Больше они, Пушкин и Волконский, никогда в жизни так и не свиделись.
Возвращаясь с целебных вод, Волконский уже не застал Пушкина в Одессе: 1 августа 1824 года поэта, изрядно досадившего своим дерзостным поведением генерал-губернатору, по распоряжению из столицы отправили в «северную ссылку», в Михайловское. Князь же, заглянув мимоходом в Одессу, не имел нужды или желания там теперь особенно задерживаться. Он, помолодевший и отдохнувший, спешил в Киев — по очень серьезному делу.
Находясь у источников, он наконец получил от друга ожидаемое и крайне важное известие…
Минуло с той поры четыре года — и в пушкинской тетради с черновиками седьмой главы «Евгения Онегина» (ПД № 838) появился мужской портрет, в котором современный исследователь обоснованно угадывает Волконского[201]. Тут же, на полях рукописи, примостилась приписка поэта — смазанная, в заключительной строке трудночитаемая:
Первый публикатор этой записи М. А. Цявловский рассматривал ее отдельно от рисунка (тогда еще не атрибутированного) и посему не смог объяснить смысла пушкинских слов. Однако если исходить из того, что между портретом и текстом существует определенная связь, то у исследователя появляются призрачные шансы разгадать сокровенную мысль поэта. Два варианта дешифровки записи кажутся автору данной книги наиболее правдоподобными.
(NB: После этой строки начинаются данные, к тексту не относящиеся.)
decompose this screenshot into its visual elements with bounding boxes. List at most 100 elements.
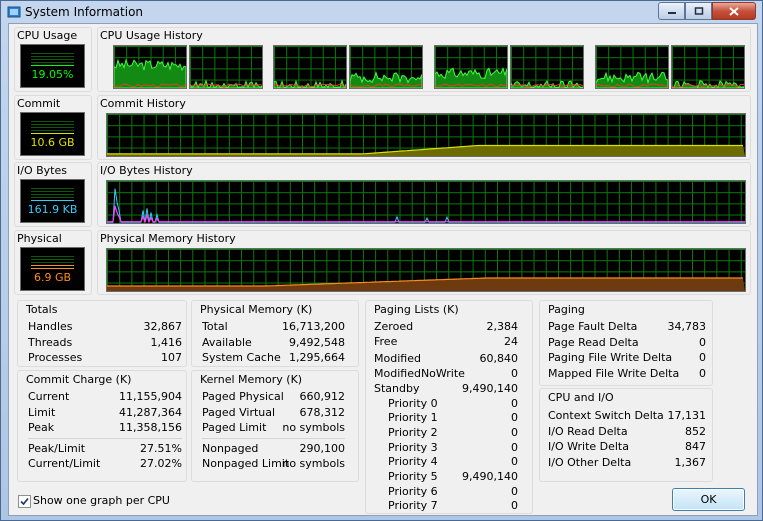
stat-value: 0 [511, 411, 518, 425]
commit-charge-group: Commit Charge (K) Current 11,155,904 Limit… [17, 370, 187, 482]
meter-bar [31, 188, 74, 189]
commit-history-graph [106, 113, 746, 157]
cpu-history-graph [671, 45, 745, 89]
ok-button[interactable]: OK [672, 488, 745, 511]
io-history-plot [107, 188, 745, 223]
paging-lists-table: Zeroed 2,384 Free 24 Modified 60,840 ModifiedN… [374, 320, 519, 514]
cpu-usage-history-panel: CPU Usage History [97, 27, 751, 92]
cpu-history-plot [114, 58, 186, 88]
stat-label: Handles [28, 320, 73, 333]
stat-value: no symbols [282, 457, 345, 470]
physical-label: Physical [17, 232, 62, 245]
stat-value: 1,367 [674, 455, 707, 469]
io-bytes-meter: 161.9 KB [20, 179, 85, 223]
stat-value: 1,416 [150, 335, 183, 349]
cpu-history-graph [434, 45, 508, 89]
stat-label: Page Read Delta [548, 335, 639, 349]
stat-row: Page Fault Delta 34,783 [548, 320, 706, 335]
stat-label: ModifiedNoWrite [374, 367, 465, 381]
stat-label: System Cache [202, 351, 281, 364]
stat-label: Context Switch Delta [548, 409, 664, 422]
stat-label: Priority 5 [388, 470, 438, 483]
cpu-history-graph [595, 45, 669, 89]
stat-label: Priority 0 [388, 396, 438, 410]
stat-value: 11,358,156 [119, 421, 182, 434]
cpu-usage-label: CPU Usage [17, 29, 78, 42]
stat-value: no symbols [282, 421, 345, 434]
commit-history-plot [107, 144, 745, 156]
stat-row: ModifiedNoWrite 0 [374, 367, 518, 382]
cpu-history-graph [113, 45, 187, 89]
stat-row: Priority 2 0 [374, 426, 518, 441]
stat-row: Peak/Limit 27.51% [28, 442, 182, 457]
stat-label: Priority 3 [388, 440, 438, 454]
physical-panel: Physical 6.9 GB [14, 230, 92, 295]
stat-value: 0 [699, 366, 706, 380]
stat-label: Current [28, 390, 70, 403]
stat-row: Current 11,155,904 [28, 390, 182, 405]
stat-value: 60,840 [479, 352, 519, 366]
maximize-button[interactable] [685, 2, 712, 20]
commit-meter: 10.6 GB [20, 112, 85, 156]
stat-value: 2,384 [486, 320, 519, 333]
stat-row: I/O Read Delta 852 [548, 425, 706, 440]
close-button[interactable] [712, 2, 756, 20]
stat-row: Priority 4 0 [374, 455, 518, 470]
cpu-and-io-table: Context Switch Delta 17,131 I/O Read Delta… [548, 409, 706, 479]
stat-label: Peak [28, 421, 55, 434]
cpu-history-plot [511, 80, 583, 88]
cpu-and-io-title: CPU and I/O [548, 391, 614, 404]
stat-row: Priority 7 0 [374, 499, 518, 514]
paging-lists-group: Paging Lists (K) Zeroed 2,384 Free 24 Modifi… [365, 300, 533, 514]
stat-value: 9,490,140 [462, 470, 518, 483]
meter-bar [31, 262, 74, 263]
stat-value: 27.02% [140, 457, 182, 470]
cpu-kernel-line [274, 83, 346, 88]
stat-label: Modified [374, 352, 421, 366]
stat-row: Paged Virtual 678,312 [202, 406, 345, 421]
paging-title: Paging [548, 303, 585, 316]
stat-value: 0 [699, 335, 706, 349]
stat-label: Priority 1 [388, 411, 438, 425]
commit-label: Commit [17, 97, 61, 110]
stat-label: Free [374, 334, 398, 348]
io-bytes-label: I/O Bytes [17, 164, 67, 177]
title-bar[interactable]: System Information [1, 1, 762, 23]
stat-value: 32,867 [143, 320, 183, 333]
system-information-window: System Information CPU Usage 19.05% CPU … [0, 0, 763, 521]
stat-row: Peak 11,358,156 [28, 421, 182, 436]
meter-bar [31, 62, 74, 63]
cpu-history-graph [273, 45, 347, 89]
meter-bar [31, 124, 74, 125]
stat-row: Context Switch Delta 17,131 [548, 409, 706, 424]
stat-value: 1,295,664 [289, 351, 345, 364]
stat-value: 0 [511, 455, 518, 469]
stat-value: 16,713,200 [282, 320, 345, 333]
stat-label: Standby [374, 381, 420, 395]
stat-label: Page Fault Delta [548, 320, 638, 333]
stat-label: Peak/Limit [28, 441, 86, 455]
stat-value: 41,287,364 [119, 405, 182, 419]
stat-value: 34,783 [667, 320, 707, 333]
stat-label: Limit [28, 405, 56, 419]
minimize-button[interactable] [658, 2, 685, 20]
meter-bar [31, 59, 74, 60]
cpu-usage-panel: CPU Usage 19.05% [14, 27, 92, 92]
kernel-memory-title: Kernel Memory (K) [200, 373, 303, 386]
meter-bar [31, 65, 74, 66]
physical-memory-group: Physical Memory (K) Total 16,713,200 Avail… [191, 300, 359, 367]
stat-row: Nonpaged 290,100 [202, 442, 345, 457]
minimize-icon [667, 12, 676, 14]
show-one-graph-per-cpu-label[interactable]: Show one graph per CPU [33, 494, 170, 507]
stat-value: 0 [511, 484, 518, 498]
cpu-history-graph [189, 45, 263, 89]
stat-row: Priority 5 9,490,140 [374, 470, 518, 485]
show-one-graph-per-cpu-checkbox[interactable] [18, 495, 31, 508]
physical-history-plot [107, 277, 745, 291]
stat-row: Limit 41,287,364 [28, 406, 182, 421]
meter-bar [31, 121, 74, 122]
stat-row: Available 9,492,548 [202, 336, 345, 351]
meter-bar [31, 56, 74, 57]
meter-bar [31, 268, 74, 269]
physical-memory-history-label: Physical Memory History [100, 232, 236, 245]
Возможно, что перед нами обращение Пушкина к Волконскому, уже не князю и генералу, а к государственному преступнику, находившемуся в 1828 году на каторге в Сибири. К примеру, приблизительно такое: когда бы ты, приятель, вдруг да узнал заранее, какая тебе — и не только тебе одному! — уготована на избранном поприще ужасная участь, скажи мне по совести — повел ли бы ты себя тогда так, как повел, или все-таки действовал по-иному?
Но поэт, глядя на возникший рисунок, точно так же мог вопрошать и самого себя: а ну-ка признавайся, брат Пушкин, что бы ты, задира, дуэлянт и сукин сын, сделал, как поступил с этим Волконским, если бы тогда, в июне 1824 года, случайно проведал наперед, с кем ты встретился на берегу моря?
Конечно, пушкинская запись вполне допускает и множество других, столь же спорных, недоказуемых толкований. Однако неоспорим сам факт: в 1828 году Пушкин, сочиняя роман в стихах, думал о человеке, с которым судьба некогда свела его в Одессе — всего лишь на несколько дней.
Вспоминал Пушкин о нем и позже — вплоть до самой гробовой доски.
Да и Волконский — даже будучи дряхлым стариком — тоже никак не мог забыть давно почившего поэта.
Вся Россия знала и почитала Волконских — Рюриковичей, представителей одного из древнейших и богатейших княжеских родов империи. Большим авторитетом в начале XIX века пользовался, в частности, глава одной из ветвей семейства — князь Григорий Семенович (1742–1824), генерал от кавалерии, сподвижник легендарных Румянцева и Суворова, затем оренбургский генерал-губернатор и член Государственного совета. Трое его сыновей тоже сделали завидную военную карьеру и не затерялись в отечественных исторических хрониках.
Князь Сергей Григорьевич Волконский, родившийся 8 декабря 1788 года, был самым младшим из них.
До четырнадцати лет юноша воспитывался дома, а затем поступил в петербургский пансион аббата Шарля Доминика Николя, где обучались отпрыски самых аристократических фамилий. Позднее Волконский утверждал, что «заведение славилось тогда как лучшее», однако «преподаваемая нам учебная система была весьма поверхностна и вовсе не энциклопедическая»[202]. (Сам же аббат откровенно признавался, что, «воспитывая молодых русских, он работал для Франции»[203].) Кстати, в том же пансионе «чему-нибудь и как-нибудь» учились и некоторые будущие декабристы (например, М. Ф. Орлов).
По выходе из пансиона князь Сергей (еще в детстве, согласно традиции, записанный родителями в службу сержантом) стал поручиком лейб-гвардейского Кавалергардского полка — едва ли не самого блестящего полка империи. «Моральности никакой не было в нас; весьма ложные понятия о чести, весьма мало дельной образованности и, почти во всех, преобладание глупого молодечества», — вспоминал о тех временах Волконский и называл себя «большим повесой», любителем «и пошалить, и покутить»[204].